Reflections on OS integration Eric Schrock's Weblog
Musings about Fishworks, Operating Systems, and the software that runs on them.

Tuesday Jun 29, 2004

Over the years, we have been keeping an eye on the LSOF (LiSt Open Files) utility written by Vic Abell. It's a well respected utility that provides indispensible information that cannot be found any other way. We have tried to emulate some aspects of lsof, but we still fall short in several categories. As part of the RAS group, I'm curious to know what observability features our system is lacking. This is a huge open-ended question, so I'm trying to limit the scope by performing a direct comparison to lsof. If you're not familiar with lsof, then consider it a black box that will answer any questions about open files or connections on your system.

We have started to get better at this. The fuser(1M) and pfiles(1) commands are a decent start, especially since pfiles started having path information in Solaris 10. These two utilities still fail to address one major area of concern: systemic problems. We can tell you who has a given file open, and we can tell you which files a process has open, but we can't tell you who has NFS files open on your system or which processes are bound to a particular port. Running pfiles on every process in the system is not an acceptable solution, if only because it involves stopping every single process on your system. Dtrace can identify problems as they occur, but it can't give you a snapshot of the current state of the system.
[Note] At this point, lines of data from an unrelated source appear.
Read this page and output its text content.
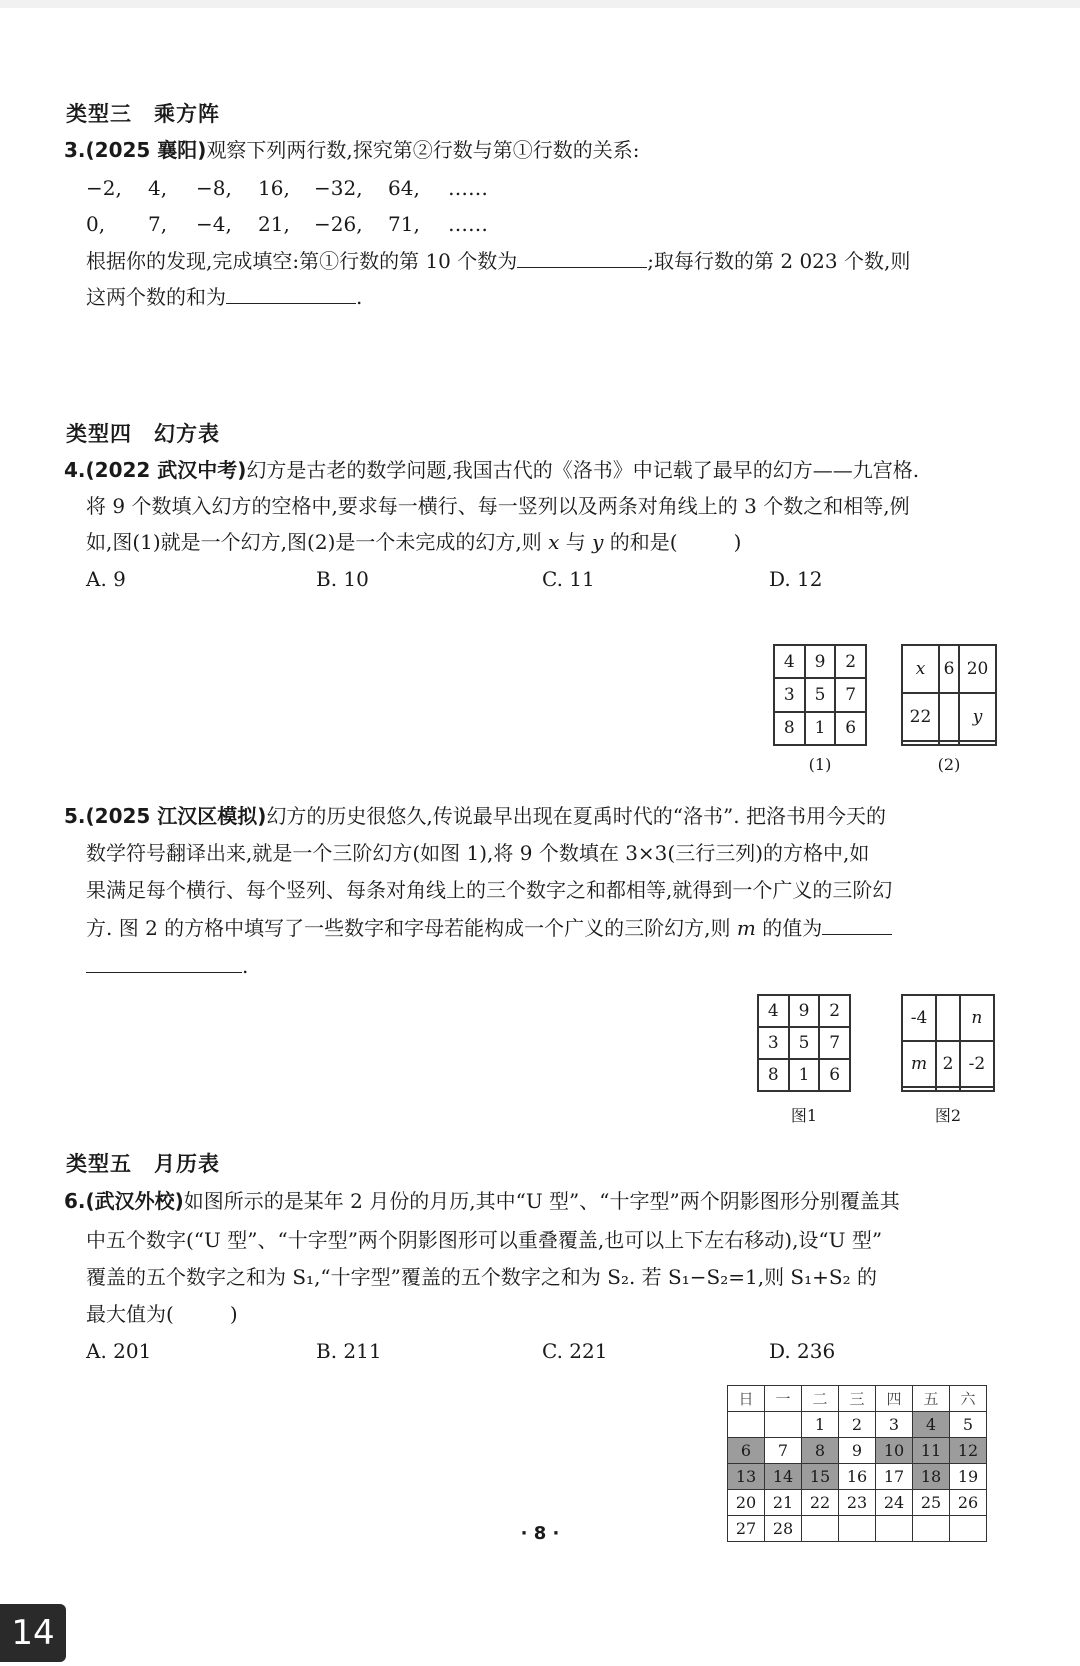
类型三 乘方阵
3.(2025 襄阳)观察下列两行数,探究第②行数与第①行数的关系:
−2, 4, −8, 16, −32, 64, ……
0, 7, −4, 21, −26, 71, ……
根据你的发现,完成填空:第①行数的第 10 个数为	;取每行数的第 2 023 个数,则
这两个数的和为	.
类型四 幻方表
4.(2022 武汉中考)幻方是古老的数学问题,我国古代的《洛书》中记载了最早的幻方——九宫格.
将 9 个数填入幻方的空格中,要求每一横行、每一竖列以及两条对角线上的 3 个数之和相等,例
如,图(1)就是一个幻方,图(2)是一个未完成的幻方,则 x 与 y 的和是(	)
A. 9	B. 10	C. 11	D. 12
4	9	2
3	5	7
8	1	6
x	6	20
22		y

(1)	(2)
5.(2025 江汉区模拟)幻方的历史很悠久,传说最早出现在夏禹时代的“洛书”. 把洛书用今天的
数学符号翻译出来,就是一个三阶幻方(如图 1),将 9 个数填在 3×3(三行三列)的方格中,如
果满足每个横行、每个竖列、每条对角线上的三个数字之和都相等,就得到一个广义的三阶幻
方. 图 2 的方格中填写了一些数字和字母若能构成一个广义的三阶幻方,则 m 的值为
.
4	9	2
3	5	7
8	1	6
-4		n
m	2	-2

图1	图2
类型五 月历表
6.(武汉外校)如图所示的是某年 2 月份的月历,其中“U 型”、“十字型”两个阴影图形分别覆盖其
中五个数字(“U 型”、“十字型”两个阴影图形可以重叠覆盖,也可以上下左右移动),设“U 型”
覆盖的五个数字之和为 S₁,“十字型”覆盖的五个数字之和为 S₂. 若 S₁−S₂=1,则 S₁+S₂ 的
最大值为(	)
A. 201	B. 211	C. 221	D. 236
日	一	二	三	四	五	六
		1	2	3	4	5
6	7	8	9	10	11	12
13	14	15	16	17	18	19
20	21	22	23	24	25	26
27	28					
· 8 ·
14
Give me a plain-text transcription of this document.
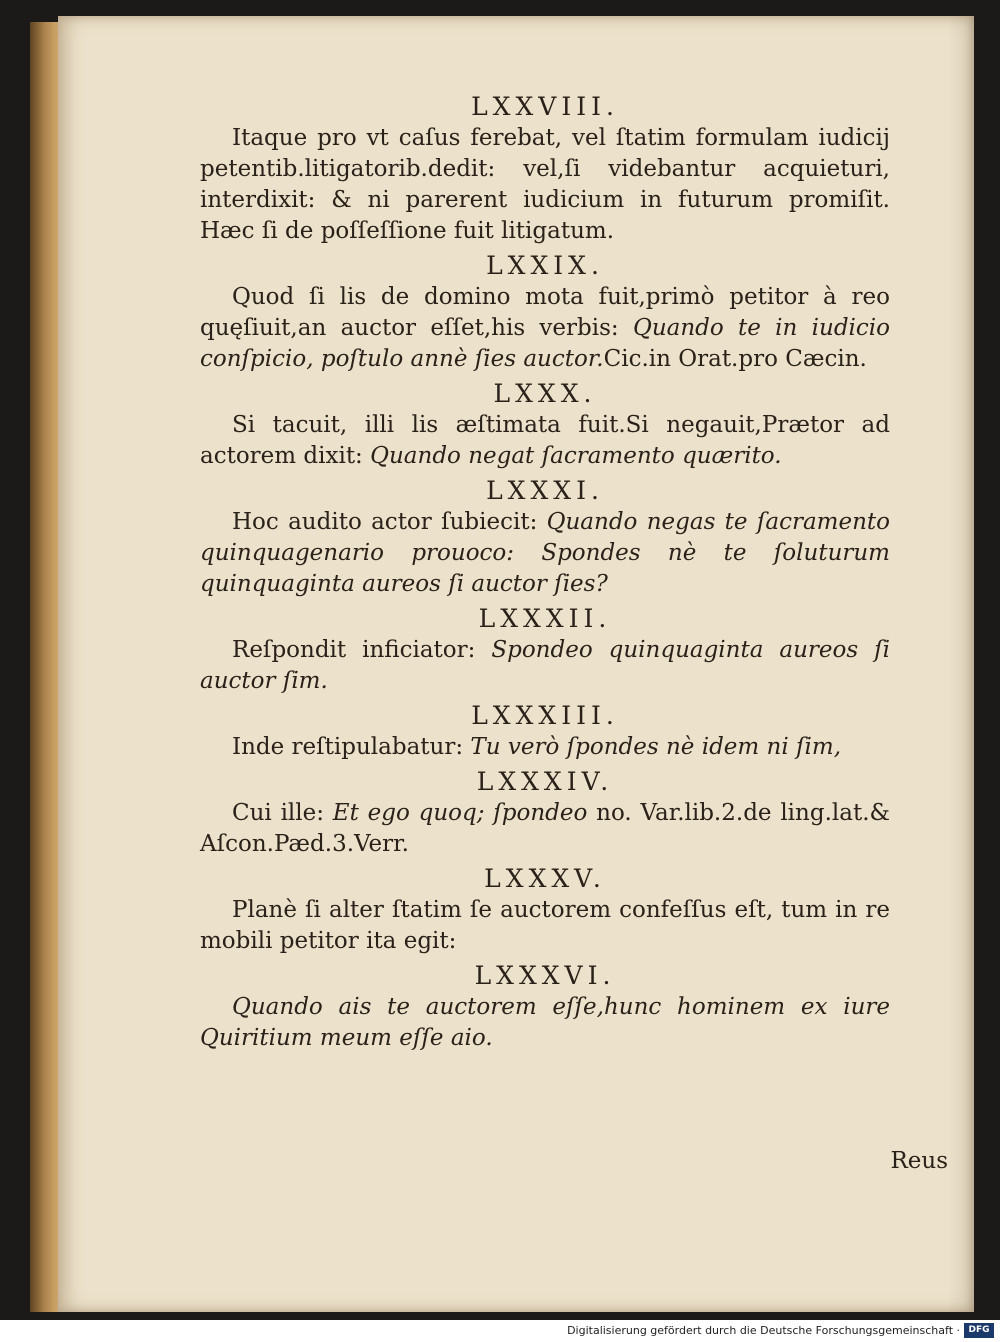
LXXVIII.
Itaque pro vt caſus ferebat, vel ſtatim formulam iudicij petentib.litigatorib.dedit: vel,ſi videbantur acquieturi, interdixit: & ni parerent iudicium in futurum promiſit. Hæc ſi de poſſeſſione fuit litigatum.
LXXIX.
Quod ſi lis de domino mota fuit,primò petitor à reo quęſiuit,an auctor eſſet,his verbis: Quando te in iudicio conſpicio, poſtulo annè ſies auctor.Cic.in Orat.pro Cæcin.
LXXX.
Si tacuit, illi lis æſtimata fuit.Si negauit,Prætor ad actorem dixit: Quando negat ſacramento quærito.
LXXXI.
Hoc audito actor ſubiecit: Quando negas te ſacramento quinquagenario prouoco: Spondes nè te ſoluturum quinquaginta aureos ſi auctor ſies?
LXXXII.
Reſpondit inficiator: Spondeo quinquaginta aureos ſi auctor ſim.
LXXXIII.
Inde reſtipulabatur: Tu verò ſpondes nè idem ni ſim,
LXXXIV.
Cui ille: Et ego quoq; ſpondeo no. Var.lib.2.de ling.lat.& Aſcon.Pæd.3.Verr.
LXXXV.
Planè ſi alter ſtatim ſe auctorem confeſſus eſt, tum in re mobili petitor ita egit:
LXXXVI.
Quando ais te auctorem eſſe,hunc hominem ex iure Quiritium meum eſſe aio.
Reus
Digitalisierung gefördert durch die Deutsche Forschungsgemeinschaft · DFG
I am not looking to clone lsof, but I do think we should be able to answer some of the questions that our customers are asking. This is not the first time this has come up within the Solaris group, but it is something I want to explore as we look beyond Solaris 10. I don't need to know all of lsof's features; I can read the manpages easily enough. So my question to you admins and developers out there is this: What specific questions does lsof allow you to answer that you otherwise cannot determine with the stock Solaris tools, and how does it make your life easier?